Emily Lakdawalla of the Planetary Society created this image after sitting in on three sessions at last week’s Lunar and Planetary Science Conference in Houston, all of which featured new results since the Dawn spacecraft’s arrival at the dwarf planet Ceres. Dawn was successfully inserted into orbit around Ceres on March 6, 2015. Lakdawalla applied newly announced names for various regions (quads) on Ceres to a digital elevation model – essentially a topographic map – of the little world. The result is the image above, published on Lakdawalla’s blog on March 19.
Looking for the crater with the bright feature? It’s on the boundary between the Palo and Ebisu quads. No news about what it might be yet, but NASA has said to expect new images in early April.
In October 2014, the International Astronomical Union (IAU) announced its naming convention for Ceres.

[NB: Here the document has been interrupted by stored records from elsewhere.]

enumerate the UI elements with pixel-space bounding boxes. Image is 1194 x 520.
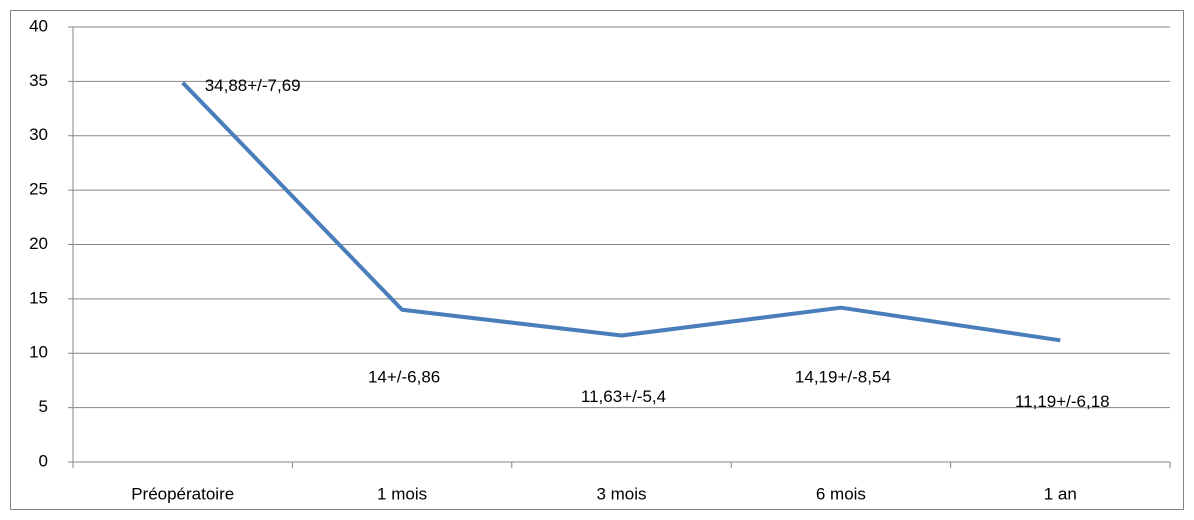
data-label: 11,63+/-5,4 [581,387,666,406]
data-label: 34,88+/-7,69 [205,76,301,95]
y-tick-label: 25 [29,180,48,199]
data-label: 11,19+/-6,18 [1015,392,1110,411]
y-tick-label: 30 [29,125,48,144]
y-tick-label: 15 [29,288,48,307]
x-tick-label: 3 mois [596,484,646,503]
y-tick-label: 20 [29,234,48,253]
y-tick-label: 10 [29,343,48,362]
y-tick-label: 0 [39,451,48,470]
x-tick-label: Préopératoire [131,484,234,503]
y-tick-label: 40 [29,16,48,35]
x-tick-label: 1 mois [377,484,427,503]
x-tick-label: 1 an [1044,484,1077,503]
y-tick-label: 35 [29,71,48,90]
chart-frame [10,10,1184,510]
data-label: 14+/-6,86 [368,367,440,386]
x-tick-label: 6 mois [816,484,866,503]
data-label: 14,19+/-8,54 [795,367,891,386]
y-tick-label: 5 [39,397,48,416]
data-line [181,81,1061,343]
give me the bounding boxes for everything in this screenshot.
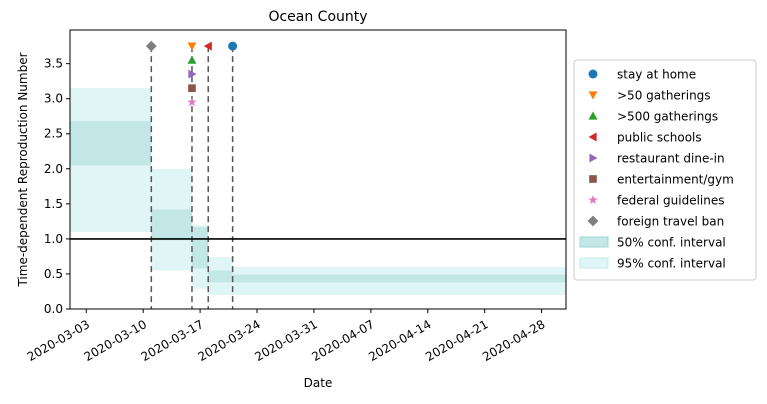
marker-public-schools [203, 41, 212, 51]
legend-symbol [579, 257, 609, 269]
legend-label: 95% conf. interval [617, 257, 726, 271]
legend-label: stay at home [617, 68, 696, 82]
y-tick-label: 3.5 [44, 57, 63, 71]
legend-symbol [588, 91, 598, 100]
legend-label: >500 gatherings [617, 110, 718, 124]
marker-restaurant-dine-in [188, 69, 197, 79]
x-tick-label: 2020-03-31 [252, 317, 319, 364]
x-tick-label: 2020-03-03 [25, 317, 92, 364]
x-tick-label: 2020-04-07 [309, 317, 376, 364]
legend-symbol [587, 215, 599, 227]
legend-label: entertainment/gym [617, 173, 734, 187]
intervention-markers [145, 40, 238, 107]
plot-frame [69, 29, 567, 310]
y-axis-label: Time-dependent Reproduction Number [16, 52, 30, 287]
y-tick-label: 2.0 [44, 162, 63, 176]
legend-label: restaurant dine-in [617, 152, 725, 166]
y-tick-label: 3.0 [44, 92, 63, 106]
x-tick-label: 2020-03-10 [82, 317, 149, 364]
ci50-band-3 [208, 270, 233, 283]
y-axis-ticks: 0.0 0.5 1.0 1.5 2.0 2.5 3.0 3.5 [44, 57, 70, 316]
legend-symbol [588, 69, 598, 79]
x-tick-label: 2020-04-14 [366, 317, 433, 364]
legend-label: 50% conf. interval [617, 236, 726, 250]
ci50-band-0 [70, 121, 152, 166]
x-axis-ticks: 2020-03-032020-03-102020-03-172020-03-24… [25, 309, 548, 364]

Craters on Ceres will be named for agriculture deities (after all, Ceres is the goddess of agriculture in Roman mythology), while other features were be named for world agricultural festivals.
As with mapping of the protoplanet 4 Vesta – an earlier world visited and mapped by the DAWN spacecraft, from July 2011 to September 2012 – each 1 Ceres quadrangle will be mapped thoroughly by a team member.
Read more at Emily Lakdawalla’s blog
Bottom line: At last week’s Lunar and Planetary Science Conference, scientists showed a map that organizes Ceres’ surface into quads, with each quad named after one harvest deity. Emily Lakdawalla of the Planetary Society superimposed those new place names on a digital elevation model (topographic map) of Ceres, and the resulting image is at the top of this page.